Everybody knows that all mothers love their children . . . it's an automatic, inborn response, natural and expected. But if that's true, why can't thirteen-year-old David gain his mother's attention, much less her love? I Want You to Love Me, a deeply moving and articulate first novel, explores the concept of love in the mother/child relationship through the voice of an unhappy young boy whose naive but insightful words offer us a shocking and poignant look at the relationship between adults and children.
David loves his mother, Marlene, desperately. The young, beautiful, and frivolous widow, however, would rather spend time with men than with her children. David and his young sister, Sophie, try their best to attract their mother's attention and make her want to stay at home with them. But whatever they do, they never see her really happy unless she is going out, leaving them behind in the small apartment.

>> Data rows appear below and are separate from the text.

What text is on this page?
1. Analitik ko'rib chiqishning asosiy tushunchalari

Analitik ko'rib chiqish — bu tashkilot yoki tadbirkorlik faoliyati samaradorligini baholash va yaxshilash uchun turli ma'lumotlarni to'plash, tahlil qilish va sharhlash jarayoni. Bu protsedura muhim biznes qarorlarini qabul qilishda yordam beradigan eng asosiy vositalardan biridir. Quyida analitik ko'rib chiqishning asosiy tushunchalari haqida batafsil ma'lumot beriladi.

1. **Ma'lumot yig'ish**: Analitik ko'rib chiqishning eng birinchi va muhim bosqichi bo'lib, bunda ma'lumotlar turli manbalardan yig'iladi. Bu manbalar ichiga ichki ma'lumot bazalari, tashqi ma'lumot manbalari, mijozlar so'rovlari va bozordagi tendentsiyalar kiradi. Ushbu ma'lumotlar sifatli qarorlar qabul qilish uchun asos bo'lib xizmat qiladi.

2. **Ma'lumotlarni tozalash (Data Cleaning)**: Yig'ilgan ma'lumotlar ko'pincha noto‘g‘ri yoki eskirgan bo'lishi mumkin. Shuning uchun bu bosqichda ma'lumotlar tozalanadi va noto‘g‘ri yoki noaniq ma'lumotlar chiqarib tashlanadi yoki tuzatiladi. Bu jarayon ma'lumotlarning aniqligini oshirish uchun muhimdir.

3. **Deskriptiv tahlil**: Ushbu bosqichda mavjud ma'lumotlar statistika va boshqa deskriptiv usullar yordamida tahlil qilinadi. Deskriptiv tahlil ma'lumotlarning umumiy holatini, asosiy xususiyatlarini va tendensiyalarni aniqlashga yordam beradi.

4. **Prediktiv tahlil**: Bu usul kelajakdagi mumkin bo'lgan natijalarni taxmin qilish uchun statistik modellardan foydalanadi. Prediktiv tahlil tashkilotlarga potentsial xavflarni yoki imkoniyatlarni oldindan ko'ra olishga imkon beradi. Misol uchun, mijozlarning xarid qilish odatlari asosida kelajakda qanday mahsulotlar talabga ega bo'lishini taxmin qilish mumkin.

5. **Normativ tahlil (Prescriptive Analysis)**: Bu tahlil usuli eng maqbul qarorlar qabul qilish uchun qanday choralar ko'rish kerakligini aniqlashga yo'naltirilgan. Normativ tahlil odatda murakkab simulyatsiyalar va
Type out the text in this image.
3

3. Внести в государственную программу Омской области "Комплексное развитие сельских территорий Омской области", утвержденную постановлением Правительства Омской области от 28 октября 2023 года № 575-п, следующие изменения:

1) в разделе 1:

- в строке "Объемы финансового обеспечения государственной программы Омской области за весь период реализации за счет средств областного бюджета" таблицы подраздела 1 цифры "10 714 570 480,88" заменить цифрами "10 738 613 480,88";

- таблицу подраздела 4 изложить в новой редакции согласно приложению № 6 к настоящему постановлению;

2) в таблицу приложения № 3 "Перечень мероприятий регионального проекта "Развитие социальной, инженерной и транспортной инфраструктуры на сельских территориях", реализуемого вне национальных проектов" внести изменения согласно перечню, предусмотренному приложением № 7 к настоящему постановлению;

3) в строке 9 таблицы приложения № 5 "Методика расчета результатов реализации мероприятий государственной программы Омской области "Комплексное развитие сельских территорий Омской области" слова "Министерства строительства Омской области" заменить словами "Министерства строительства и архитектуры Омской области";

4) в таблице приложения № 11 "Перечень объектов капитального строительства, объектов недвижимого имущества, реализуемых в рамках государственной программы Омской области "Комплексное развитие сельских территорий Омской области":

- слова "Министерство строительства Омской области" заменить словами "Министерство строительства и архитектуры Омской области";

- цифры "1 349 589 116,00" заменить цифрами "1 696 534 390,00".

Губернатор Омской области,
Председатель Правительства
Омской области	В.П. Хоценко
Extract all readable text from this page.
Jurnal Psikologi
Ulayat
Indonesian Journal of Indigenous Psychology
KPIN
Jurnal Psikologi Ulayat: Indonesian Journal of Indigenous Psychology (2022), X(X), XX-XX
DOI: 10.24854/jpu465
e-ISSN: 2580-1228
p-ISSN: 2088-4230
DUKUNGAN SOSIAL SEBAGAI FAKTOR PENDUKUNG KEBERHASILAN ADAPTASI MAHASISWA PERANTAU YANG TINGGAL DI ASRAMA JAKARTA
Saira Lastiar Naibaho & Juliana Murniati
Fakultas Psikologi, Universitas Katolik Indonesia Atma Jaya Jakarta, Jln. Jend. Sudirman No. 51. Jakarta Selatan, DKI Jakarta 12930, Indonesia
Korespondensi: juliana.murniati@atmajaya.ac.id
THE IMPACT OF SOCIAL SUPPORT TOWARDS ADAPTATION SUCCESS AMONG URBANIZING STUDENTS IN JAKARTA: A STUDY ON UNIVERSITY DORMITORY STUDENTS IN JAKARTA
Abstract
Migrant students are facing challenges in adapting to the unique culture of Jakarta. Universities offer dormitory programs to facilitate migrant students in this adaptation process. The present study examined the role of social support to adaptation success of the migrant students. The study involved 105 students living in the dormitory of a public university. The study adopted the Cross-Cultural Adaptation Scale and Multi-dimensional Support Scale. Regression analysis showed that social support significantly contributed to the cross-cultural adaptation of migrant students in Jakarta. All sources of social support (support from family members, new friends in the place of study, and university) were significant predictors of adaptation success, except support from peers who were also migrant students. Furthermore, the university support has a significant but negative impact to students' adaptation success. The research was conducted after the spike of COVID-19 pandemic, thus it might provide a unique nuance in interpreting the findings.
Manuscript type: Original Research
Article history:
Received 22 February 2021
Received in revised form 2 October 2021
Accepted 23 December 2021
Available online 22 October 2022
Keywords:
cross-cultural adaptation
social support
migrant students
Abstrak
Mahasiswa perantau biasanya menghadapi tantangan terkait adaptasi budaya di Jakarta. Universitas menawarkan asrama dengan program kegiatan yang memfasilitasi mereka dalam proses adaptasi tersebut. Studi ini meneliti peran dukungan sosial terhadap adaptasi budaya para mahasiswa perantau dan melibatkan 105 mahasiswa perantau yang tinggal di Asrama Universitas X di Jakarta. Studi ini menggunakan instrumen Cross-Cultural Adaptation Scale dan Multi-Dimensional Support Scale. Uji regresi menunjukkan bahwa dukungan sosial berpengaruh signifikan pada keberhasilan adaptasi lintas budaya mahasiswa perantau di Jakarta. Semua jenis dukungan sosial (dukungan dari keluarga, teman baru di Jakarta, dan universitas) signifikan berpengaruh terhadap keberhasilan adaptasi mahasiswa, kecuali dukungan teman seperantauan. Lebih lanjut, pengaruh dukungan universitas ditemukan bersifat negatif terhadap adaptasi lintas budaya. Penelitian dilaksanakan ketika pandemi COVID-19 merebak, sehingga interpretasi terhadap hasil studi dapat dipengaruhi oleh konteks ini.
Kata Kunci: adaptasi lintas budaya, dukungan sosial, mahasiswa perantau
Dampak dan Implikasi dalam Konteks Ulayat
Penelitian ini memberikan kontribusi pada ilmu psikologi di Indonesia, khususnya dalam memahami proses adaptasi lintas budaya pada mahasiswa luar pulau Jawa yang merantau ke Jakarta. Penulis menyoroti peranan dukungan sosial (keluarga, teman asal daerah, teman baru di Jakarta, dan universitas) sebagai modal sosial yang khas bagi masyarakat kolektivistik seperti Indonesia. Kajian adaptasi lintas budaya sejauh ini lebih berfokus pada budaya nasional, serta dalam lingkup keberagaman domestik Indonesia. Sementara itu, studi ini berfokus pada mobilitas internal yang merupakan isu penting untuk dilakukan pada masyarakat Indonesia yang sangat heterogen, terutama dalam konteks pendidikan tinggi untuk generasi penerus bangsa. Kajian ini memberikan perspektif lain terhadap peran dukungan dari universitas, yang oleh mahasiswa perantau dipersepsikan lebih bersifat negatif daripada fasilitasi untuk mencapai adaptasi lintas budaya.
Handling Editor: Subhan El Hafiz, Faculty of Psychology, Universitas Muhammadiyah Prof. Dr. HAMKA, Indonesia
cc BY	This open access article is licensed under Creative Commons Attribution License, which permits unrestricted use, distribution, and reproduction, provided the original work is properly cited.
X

Deep inside, David knows that something is wrong with the way his mother acts toward them, but he cannot admit that her behavior comes from a lack of interest or, even worse, a lack of love. He finds endless excuses to forgive her: the early death of his beloved father, the difficulty of raising two children alone, the lack of love her own mother showed her. And, like any child, he blames himself for not being a good enough son, for not being able to make her as happy as his father did.
In a desperate effort to please her, David makes plans to offer his mother the greatest gift he can think of; a gift, he believes, that any mother would love: a trip to Holland, the sort of trip their father used to take her on. He raises the money and enlists his sister's support. Everything is worked out. They will go on the trip, she will love him, and they will be a family.
The surprise turns into a nightmare. Although Marlene reluctantly agrees to go, she accuses David of trying to trick her into the trip. David finally understands that there is nothing he can do, no way that he can win his mother's affection. On their second night away, he finally gathers the courage to ask his mother a terrible question: "Why don't you love me?"